Bier de Stone (blanketsin.com) wrote,
Bier de Stone
blanketsin.com

The all seeing eye

(click for illustration)

I wonder what will become of the movie industry when it is realized that regardless how good an actor is, having several different actors ranging in age from adolescence to adulthood depict a single character in the plot doesn't fair so well in the resemblance department. It's difficult for me to sit thru a film and watch huge gaps in time, either in flashbacks or in progressive story structure, and not wonder 'who was the casting director that blotched this movie?' This is me being critical. I also wonder at times, while sitting thru a two hour movie, how in hell the writer ever managed to fit into his story such a perfect viewing position for his audience. That train of thought, however, usually ends in the assumption that the story is either a spy flick, or filmed using micro technology of miniature cameras hoisted onto trained houseflies.

I can't help but build my own story. It's like that day I constantly talk about (in 2005) when I saw an old lover from my high school days and I didn't recognize her. I've had this obsession of anticipation of her return so that I might ask her if she really is her. So, every Wednesday when I go to work, I apply a special cologne I bought to commemorate the day.

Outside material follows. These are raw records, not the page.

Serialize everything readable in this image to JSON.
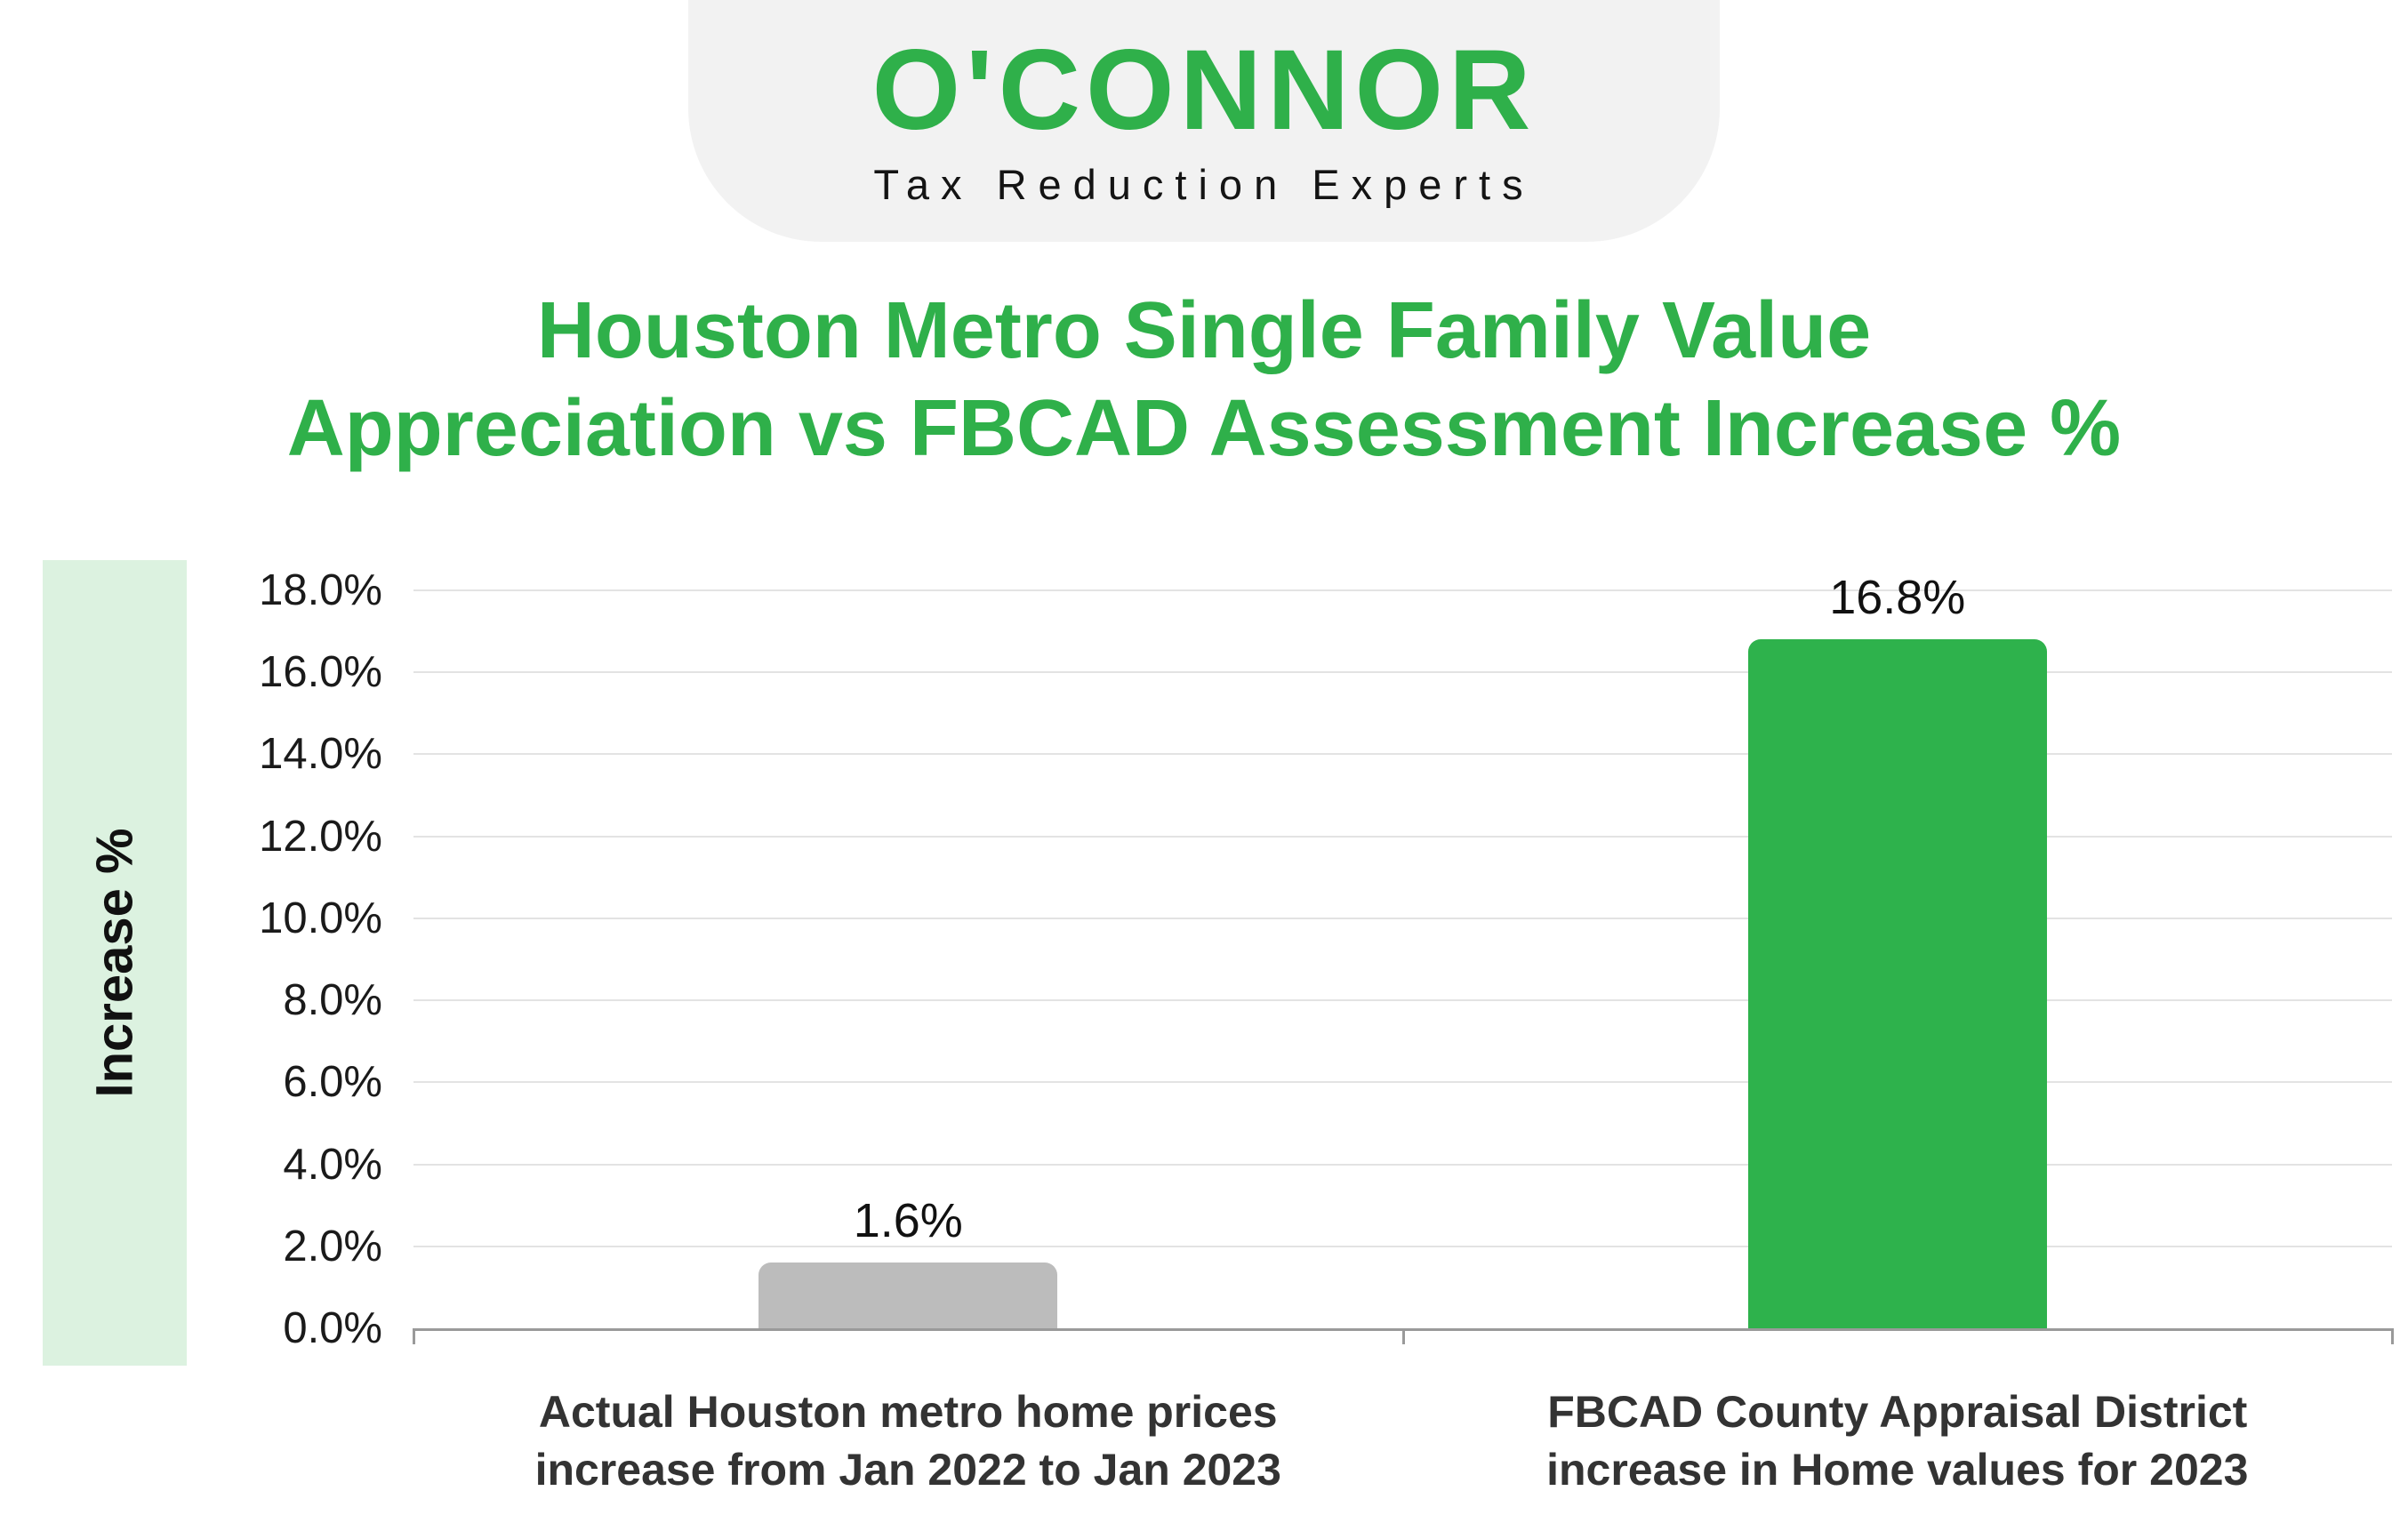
{
  "logo": {
    "wordmark": "O'CONNOR",
    "tagline": "Tax Reduction Experts"
  },
  "title": {
    "line1": "Houston Metro Single Family Value",
    "line2": "Appreciation vs FBCAD Assessment Increase %"
  },
  "chart_data": {
    "type": "bar",
    "title": "Houston Metro Single Family Value Appreciation vs FBCAD Assessment Increase %",
    "xlabel": "",
    "ylabel": "Increase %",
    "ylim": [
      0,
      18
    ],
    "ytick_step": 2,
    "grid": true,
    "legend": "none",
    "yticks": [
      {
        "value": 0,
        "label": "0.0%"
      },
      {
        "value": 2,
        "label": "2.0%"
      },
      {
        "value": 4,
        "label": "4.0%"
      },
      {
        "value": 6,
        "label": "6.0%"
      },
      {
        "value": 8,
        "label": "8.0%"
      },
      {
        "value": 10,
        "label": "10.0%"
      },
      {
        "value": 12,
        "label": "12.0%"
      },
      {
        "value": 14,
        "label": "14.0%"
      },
      {
        "value": 16,
        "label": "16.0%"
      },
      {
        "value": 18,
        "label": "18.0%"
      }
    ],
    "categories": [
      {
        "line1": "Actual Houston metro home prices",
        "line2": "increase from Jan 2022 to Jan 2023"
      },
      {
        "line1": "FBCAD County Appraisal District",
        "line2": "increase in Home values for 2023"
      }
    ],
    "series": [
      {
        "name": "Increase %",
        "values": [
          1.6,
          16.8
        ],
        "value_labels": [
          "1.6%",
          "16.8%"
        ],
        "bar_colors": [
          "#bcbcbc",
          "#2eb24c"
        ]
      }
    ]
  },
  "colors": {
    "brand_green": "#2fb04a",
    "bar_green": "#2eb24c",
    "bar_gray": "#bcbcbc",
    "band_green": "#dcf2e0",
    "grid_line": "#e3e3e3",
    "axis_line": "#9a9a9a",
    "text_dark": "#1a1a1a",
    "blob_gray": "#f2f2f2"
  }
}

Obsession.

The movie: Obsessed. I had a hard time believing how carefully the writer was to eliminate any possibility that his audience would fill in the gaps of the affair. As a matter of fact, when I watched the trailers for this movie, I knew that Derek had been messing around on the side. It's hard not to come to that conclusion.

The scene I found disturbing, which I believe sets me apart from the norm, is when Sharon and Derek have a fight. As I stand by Derek in his decisions to handle minor work related issues on his own without confiding in his wife, I become perplexed at how little trust this marriage contains. The movie starts off with a montage of the perfect couple, a marriage made in heaven, and yet it's Derek who is at fault for saving his wife the trouble of making her feel jealous. It's here that I backtrack the movie in my mind to find a loophole in the steps Derek took to eradicate the problem at work. There is none.

Derek plays the humbled executive who honestly believes himself to be an asshole, unless he only describes himself this way to attractive ladies to forewarn them of oncoming trouble if they get too close. I fully relate to that. It is derived from a lack of self esteem. If a beautiful woman were to seduce me, I would melt. So, to guard against something like this ever happening, for instance if I were happily married to a woman I would never dream of cheating on, then I would make myself out to be ugly to people.

I fear this movie Obsessed might be a government conspiracy to brainwash people like Derek and I into believing that "an honest man is always in trouble". In the words of Henry Fool, "You see? They have to bludgeon a man into obscurity before they'll acknowledge his genius."

Next, I went to see Bright star. I had always felt partial to John Keats' poetry when I read Isabella, or the pot of basil. I found a seat way at the top to one side of the theatre. This movie found me blubbering in convulsions much the same way Fanny Brawne can't bring herself to breathe as she taps at her chest as though begging for a knife to plunge into her heart. I don't claim to be poetic, although my life would be much easier explained if I were, but this movie is not one of those 3-act structure films that set up the sad part for a unified water–works reaction. No, my eyes simpy began to irrigate my cheeks whenever I heard passages read aloud from some of John Keats work.

BRIGHT STAR! WOULD I WERE STEADFAST AS THOU ART
Bright star! would I were steadfast as thou art—
   Not in lone splendour hung aloft the night,
And watching, with eternal lids apart,
   Like Nature's patient, sleepless Eremite,
The moving waters at their priestlike task
   Of pure ablution round earth's human shores,
Or gazing on the new soft fallen mask
   Of snow upon the mountains and the moors—
No—yet still steadfast, still unchangeable,
   Pillowed upon my fair love's ripening breast,
To feel for ever its soft fall and swell,
   Awake for ever in a sweet unrest,
Still, still to hear her tender–taken breath,
And so live ever—or else swoon to death.